En español | Got a chunk of your nest egg sitting around in your bank or brokerage account? These days too many money market and bank savings accounts are yielding just 0.01 percent annually. At that rate, even with the power of compounding, it will take 6,932 years to double your money. Can't wait that long? Here are some ways to make your cash work harder and perhaps earn hundreds or thousands of dollars more a year.
Look for money market accounts paying as high as 1 percent, as shown on such websites as Bankrate.com and DepositAccounts.com. One percent may not seem like much until you frame it in terms of annual dollar return. The extra 0.99 percent (1 percent versus the 0.01 percent savings banks are paying) gets you $99 a year for a $10,000 account, or $990 for a $100,000 one — more than you'd earn with a short-term U.S. Treasury bond; at the time of this writing, a two-year Treasury note yielded 0.73 percent.
Want an even higher return? Buy certain types of long-term certificates of deposit — specifically, longer-term CDs with easy early-withdrawal penalties. If you find you need the money, or if rates increase (possibly due to the Federal Reserve no longer buying back bonds), you can earn more by paying the penalty and buying a new CD.

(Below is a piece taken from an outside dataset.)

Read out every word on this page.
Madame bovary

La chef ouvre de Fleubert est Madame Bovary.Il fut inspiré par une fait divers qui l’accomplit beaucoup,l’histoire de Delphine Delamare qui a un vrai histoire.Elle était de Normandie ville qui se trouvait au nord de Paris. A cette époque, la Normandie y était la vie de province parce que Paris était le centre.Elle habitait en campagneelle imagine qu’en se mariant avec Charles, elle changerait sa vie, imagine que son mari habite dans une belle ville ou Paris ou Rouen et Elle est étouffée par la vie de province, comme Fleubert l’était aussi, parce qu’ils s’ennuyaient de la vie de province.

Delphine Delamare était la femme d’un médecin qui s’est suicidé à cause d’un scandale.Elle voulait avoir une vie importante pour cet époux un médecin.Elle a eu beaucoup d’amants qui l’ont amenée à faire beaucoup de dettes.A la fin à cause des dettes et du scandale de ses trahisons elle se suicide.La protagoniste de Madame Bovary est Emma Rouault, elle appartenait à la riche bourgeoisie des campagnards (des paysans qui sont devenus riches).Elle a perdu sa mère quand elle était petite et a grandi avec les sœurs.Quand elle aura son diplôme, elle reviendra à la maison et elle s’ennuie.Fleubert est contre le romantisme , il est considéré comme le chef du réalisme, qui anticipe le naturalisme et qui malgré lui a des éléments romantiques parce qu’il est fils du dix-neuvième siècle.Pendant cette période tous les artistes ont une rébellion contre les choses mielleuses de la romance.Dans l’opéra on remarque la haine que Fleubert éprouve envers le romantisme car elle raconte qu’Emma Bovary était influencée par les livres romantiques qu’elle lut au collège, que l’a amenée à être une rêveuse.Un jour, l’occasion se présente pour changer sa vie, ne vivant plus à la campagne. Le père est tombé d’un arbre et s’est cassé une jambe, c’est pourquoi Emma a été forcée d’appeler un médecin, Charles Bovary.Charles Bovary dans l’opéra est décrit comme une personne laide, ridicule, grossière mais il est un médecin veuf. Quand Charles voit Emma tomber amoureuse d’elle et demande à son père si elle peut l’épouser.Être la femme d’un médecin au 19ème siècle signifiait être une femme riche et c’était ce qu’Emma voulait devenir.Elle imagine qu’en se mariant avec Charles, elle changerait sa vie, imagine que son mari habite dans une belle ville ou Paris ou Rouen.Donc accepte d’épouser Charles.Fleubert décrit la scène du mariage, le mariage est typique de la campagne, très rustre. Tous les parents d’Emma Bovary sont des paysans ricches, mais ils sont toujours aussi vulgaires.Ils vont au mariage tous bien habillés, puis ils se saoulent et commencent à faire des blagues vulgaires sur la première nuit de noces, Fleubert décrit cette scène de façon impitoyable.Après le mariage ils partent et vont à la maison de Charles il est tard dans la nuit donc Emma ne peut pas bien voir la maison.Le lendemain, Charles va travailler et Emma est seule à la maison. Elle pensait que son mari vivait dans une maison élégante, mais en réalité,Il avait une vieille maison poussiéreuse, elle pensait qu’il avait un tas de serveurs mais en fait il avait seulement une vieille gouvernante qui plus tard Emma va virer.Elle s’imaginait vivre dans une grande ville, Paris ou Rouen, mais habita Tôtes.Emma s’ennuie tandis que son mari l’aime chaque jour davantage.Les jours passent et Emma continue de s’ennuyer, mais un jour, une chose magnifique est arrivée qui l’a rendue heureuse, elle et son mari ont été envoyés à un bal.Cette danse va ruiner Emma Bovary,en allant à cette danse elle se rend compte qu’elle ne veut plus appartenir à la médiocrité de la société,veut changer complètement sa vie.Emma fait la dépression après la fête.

Look at longer-term CDs by using DepositAccounts.com. Its early-withdrawal penalty calculator turns up the following:
Buying a 2 percent five-year CD at Ally Bank and cashing it out in one year still earns as much as 1.17 percent after the penalty. At Synchrony Bank, cashing out a 2.25 percent five-year CD in two years earns as much as 1.69 percent annually. Both happen to be higher than many one- and two-year CD rates at Bankrate.com. So think of these as short-term CDs with an option to leave your money in longer and earn the higher rate.
Earn even more
Not touching your money for the whole term can yield even more. For example, the five-year CD at Synchrony Bank will earn 2.25 percent annually. That's an extra 2.24 percent over a 0.01 percent savings account, which amounts to an extra $224 a year on a $10,000 deposit, or $2,240 a year on a $100,000 deposit. (By comparison, the five-year U.S. Treasury bond yields only 1.76 percent.)
See the future
In case this still hasn't persuaded you to make your cash work harder, here are a couple of other ways to think about it. For a $10,000 deposit, it's the equivalent of getting a free $56 dinner every three months, yet not having to sit through a salesperson's pitch. For the $100,000 deposit, it's like getting free gasoline for the year. (That's based on someone driving 15,000 miles a year and getting 20 miles per gallon at $3 per gallon, which amounts to $2,250 a year in gasoline costs.)
How much cash or near cash (long-term CDs with easy early-withdrawal penalties) you need depends on your situation, although generally I recommend keeping at least a year's cash on hand. That is, have enough so you don't have to sell any of your investments for a year. If you are fortunate to have a pension or secure job, you may not need as much.
And while you'll likely owe taxes on these additional earnings, depending on your other income, it's still not a bad reward if you have some larger amounts of cash that are hanging around underinvested. So fight inertia and stash your cash in a higher-paying Federal Deposit Insurance Corp.-insured account (or credit union account insured by the National Credit Union Administration). Remember not to exceed insurance limits, which are currently $250,000 a year per depositor at each bank. Then treat yourself to a reward with the extra earnings.